Roychowdhury explains the reason why vehicles have remained a problem despite the enforcement of BS VI emission norms, “This is because the improvement that one is seeing in terms of lower emission is getting negated by the number of vehicles on the road.”

However both the experts believe that vehicular pollution is only one aspect of the whole issue. Even the burning of the agricultural waste in Punjab and the resulting pollution in Delhi is a seasonal aspect. As Roychowdhury outlines, “Waste burning is another key source of pollution.” She believes that there is a need to ensure 100 percent waste collection, segregation and recycling, “ It is important for municipalities to invest adequately in creating an efficient waste management system in the city. Just 50 percent of the wate is actually collected and disposed off in Delhi. Sectoral action and infrastructure level investment is necessary in Delhi.”

Even Gandhi corroborates this aspect and points out how resuspended dust is one of the biggest contributors to high particulate matter, as per most studies, “Most of our roads are broken. Every vehicular movement re-introduces these dust particles back into the environment. Unfortunately no one will touch that as that involves the government directly. The road conditions are quite bad, pavements broken and there is no systematic cleaning of the roads.”

Another key topic that Gandhi touches upon is the regular maintenance of the vehicles and their role in arresting pollution, “ A BS VI vehicle automatically does not mean clean emission. If the vehicle is not maintained properly, even a BS VI vehicle can be more polluting than a BS IV one.”

He points out the lack of effective inspection and certification of vehicles as another critical factor in the overall pollution concentration in Delhi, “Most developed countries have inspection and certification systems for proper maintenance of vehicles, even private vehicles. That’s missing. Even the PUC is not a fool proof certification method. 5 percent of the vehicles are often responsible for almost 50 percent of pollution load so that has to be arrested.”
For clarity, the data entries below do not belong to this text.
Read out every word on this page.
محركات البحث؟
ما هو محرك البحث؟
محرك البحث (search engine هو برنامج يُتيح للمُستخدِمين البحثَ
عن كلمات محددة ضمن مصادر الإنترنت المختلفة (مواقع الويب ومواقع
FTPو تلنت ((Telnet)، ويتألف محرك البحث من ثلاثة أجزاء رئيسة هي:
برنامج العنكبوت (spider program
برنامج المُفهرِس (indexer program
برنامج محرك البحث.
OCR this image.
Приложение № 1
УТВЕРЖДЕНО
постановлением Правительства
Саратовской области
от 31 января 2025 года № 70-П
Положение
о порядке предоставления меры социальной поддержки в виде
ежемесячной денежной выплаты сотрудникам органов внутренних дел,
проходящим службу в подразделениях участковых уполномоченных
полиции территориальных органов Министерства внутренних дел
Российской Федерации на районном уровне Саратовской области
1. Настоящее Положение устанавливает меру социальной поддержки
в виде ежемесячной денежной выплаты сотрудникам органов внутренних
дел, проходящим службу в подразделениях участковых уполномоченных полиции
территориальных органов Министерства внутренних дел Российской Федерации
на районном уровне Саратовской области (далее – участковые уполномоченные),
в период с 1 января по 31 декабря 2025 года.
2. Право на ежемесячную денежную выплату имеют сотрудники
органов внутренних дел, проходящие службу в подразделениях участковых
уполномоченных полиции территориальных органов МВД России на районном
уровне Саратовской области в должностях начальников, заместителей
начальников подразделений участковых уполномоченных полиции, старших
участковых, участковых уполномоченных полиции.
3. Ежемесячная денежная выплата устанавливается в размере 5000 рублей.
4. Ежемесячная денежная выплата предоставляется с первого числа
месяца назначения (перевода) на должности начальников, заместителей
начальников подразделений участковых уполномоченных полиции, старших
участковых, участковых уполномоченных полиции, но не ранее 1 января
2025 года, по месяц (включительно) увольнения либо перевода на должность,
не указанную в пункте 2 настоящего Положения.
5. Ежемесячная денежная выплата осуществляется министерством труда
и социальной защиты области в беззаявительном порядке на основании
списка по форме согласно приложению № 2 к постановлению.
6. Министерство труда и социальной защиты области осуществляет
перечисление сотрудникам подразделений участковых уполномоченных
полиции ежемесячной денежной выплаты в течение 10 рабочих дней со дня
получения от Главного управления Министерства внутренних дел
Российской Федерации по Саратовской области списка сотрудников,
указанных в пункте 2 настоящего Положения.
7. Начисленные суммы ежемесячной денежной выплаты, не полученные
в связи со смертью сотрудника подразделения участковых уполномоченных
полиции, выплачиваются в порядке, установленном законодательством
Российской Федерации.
That said, it is important to note that no city can address its pollution problem only locally. Roychowdury elaborates how the current severe condition in Delhi is a “direct outcome of what’s happening across the Indo-Gangetic plain. There is a lot of regional pollution. Need to ensure there is a regional plan in place with clear accountability and state-level coordination.”

Gandhi says “targetting a particular segment just because they offer good optics is not the way forward.” He signs off identifying five key steps that need to be incorporated for long-term solution to the raging pollution issue in Delhi and elsewhere in the country,

“-Adopting clean fuel across segments

-Upkeep of roads very important to avoid re-suspension of dust

-Proper inspection and certification system for all vehicles including two-wheelers and private vehicles.

-Effective management of farm waste over long-term, stubble burning in Punjab only a 2-3 month phenomenon

-Adequate infrastructure for proper management of pollutants.”